Let me tell you something โ I just went back through my old posts and realized one of them isn't doing justice to a mode that literally defined an entire subgenre. Dawn of War 2 The Last Stand, released November 10, 2009 by Relic Entertainment under director Petrus De Rozon, is the purest example of "the MOBA that never was" and I'm obsessed with why it worked where others didn't. It wasn't just another RTS โ it merged real-time strategy with hero abilities and team composition in a way League or Dota 3 could only imitate later, and here's how the mechanics actually delivered: two players as commanders on one shared map building their own armies while cross-map attacks were possible without you ever directly controlling enemy troops (no micromanaging opponent units), which removed the micro-heavy barrier of RTS games. They had hero abilities that leveled up, cooldown timers, faction skill trees specific to each commander build โ Grim Nekron gets Darknessed allies, Blood Tyrant gains regenerating armor on kill and a Berserk mode, Eviscerator has her Blade Frenzy that heals allies she damages, Searing Plague spreads damage between units, Necrolord can resurrect fallen soldiers (literally reviving your dead army), the Pyreerathin's Scorchwave burns across the map โ each commander had distinct build orders and unit compositions.
Then came the AI bot layer which scaled with round number: additional bots joined at higher rounds to add chaos instead of just making enemies harder, plus you could select whether the AI was friendly or aggressive. Every single one of these decisions mattered because The Last Stand wasn't a static campaign โ it was an endless wave survival mode where each round randomized units and heroes, creating infinite possible team compositions that required constant strategic adaptation from both players. What made it unique compared to actual MOBAs is there are no lanes, no towers in the League sense, and every faction played differently; you weren't playing on a symmetrical map with identical roles โ Necroland's army literally looked different than Svehrae, and each commander had their own build progression. The endless replayability came from the randomization engine that reshuffled what you could draft each round for unlimited team combos, not just pre-set matchups. That's why it still holds up today - the game wasn't about memorizing a meta, but adapting to what was handed to you on an infinite board.
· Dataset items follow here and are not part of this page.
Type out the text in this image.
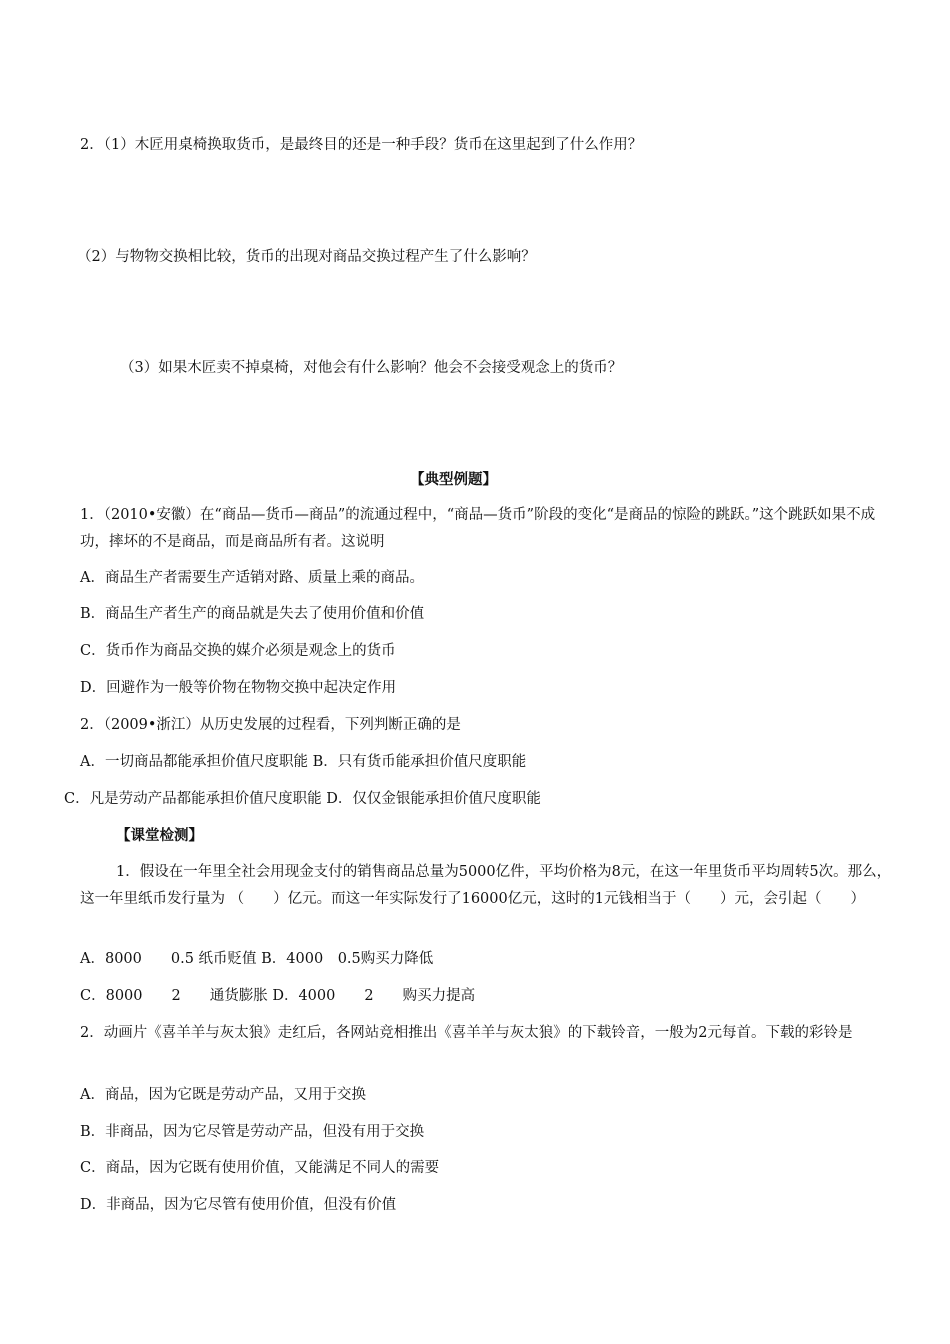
2．（1）木匠用桌椅换取货币，是最终目的还是一种手段？货币在这里起到了什么作用？
（2）与物物交换相比较，货币的出现对商品交换过程产生了什么影响？
（3）如果木匠卖不掉桌椅，对他会有什么影响？他会不会接受观念上的货币？
【典型例题】
1．（2010•安徽）在“商品—货币—商品”的流通过程中，“商品—货币”阶段的变化“是商品的惊险的跳跃。”这个跳跃如果不成功，摔坏的不是商品，而是商品所有者。这说明
A．商品生产者需要生产适销对路、质量上乘的商品。
B．商品生产者生产的商品就是失去了使用价值和价值
C．货币作为商品交换的媒介必须是观念上的货币
D．回避作为一般等价物在物物交换中起决定作用
2．（2009•浙江）从历史发展的过程看，下列判断正确的是
A．一切商品都能承担价值尺度职能 B．只有货币能承担价值尺度职能
C．凡是劳动产品都能承担价值尺度职能 D．仅仅金银能承担价值尺度职能
【课堂检测】
1．假设在一年里全社会用现金支付的销售商品总量为5000亿件，平均价格为8元，在这一年里货币平均周转5次。那么，这一年里纸币发行量为 （　　）亿元。而这一年实际发行了16000亿元，这时的1元钱相当于（　　）元，会引起（　　）
A．8000　　0.5 纸币贬值 B．4000　0.5购买力降低
C．8000　　2　　通货膨胀 D．4000　　2　　购买力提高
2．动画片《喜羊羊与灰太狼》走红后，各网站竞相推出《喜羊羊与灰太狼》的下载铃音，一般为2元每首。下载的彩铃是
A．商品，因为它既是劳动产品，又用于交换
B．非商品，因为它尽管是劳动产品，但没有用于交换
C．商品，因为它既有使用价值，又能满足不同人的需要
D．非商品，因为它尽管有使用价值，但没有价值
Source: https://www.pcgamer.com/games/rts/dawn-of-war-2s-the-last-stand-mode-is-still-the-best-co-op-moba-that-never-was
Then came the AI bot layer which scaled with round number: additional bots joined at higher rounds to add chaos instead of just making enemies harder, plus you could select whether the AI was friendly or aggressive. Every single one of these decisions mattered because The Last Stand wasn't a static campaign โ it was an endless wave survival mode where each round randomized units and heroes, creating infinite possible team compositions that required constant strategic adaptation from both players. What made it unique compared to actual MOBAs is there are no lanes, no towers in the League sense, and every faction played differently; you weren't playing on a symmetrical map with identical roles โ Necroland's army literally looked different than Svehrae, and each commander had their own build progression. The endless replayability came from the randomization engine that reshuffled what you could draft each round for unlimited team combos, not just pre-set matchups. That's why it still holds up today - the game wasn't about memorizing a meta, but adapting to what was handed to you on an infinite board.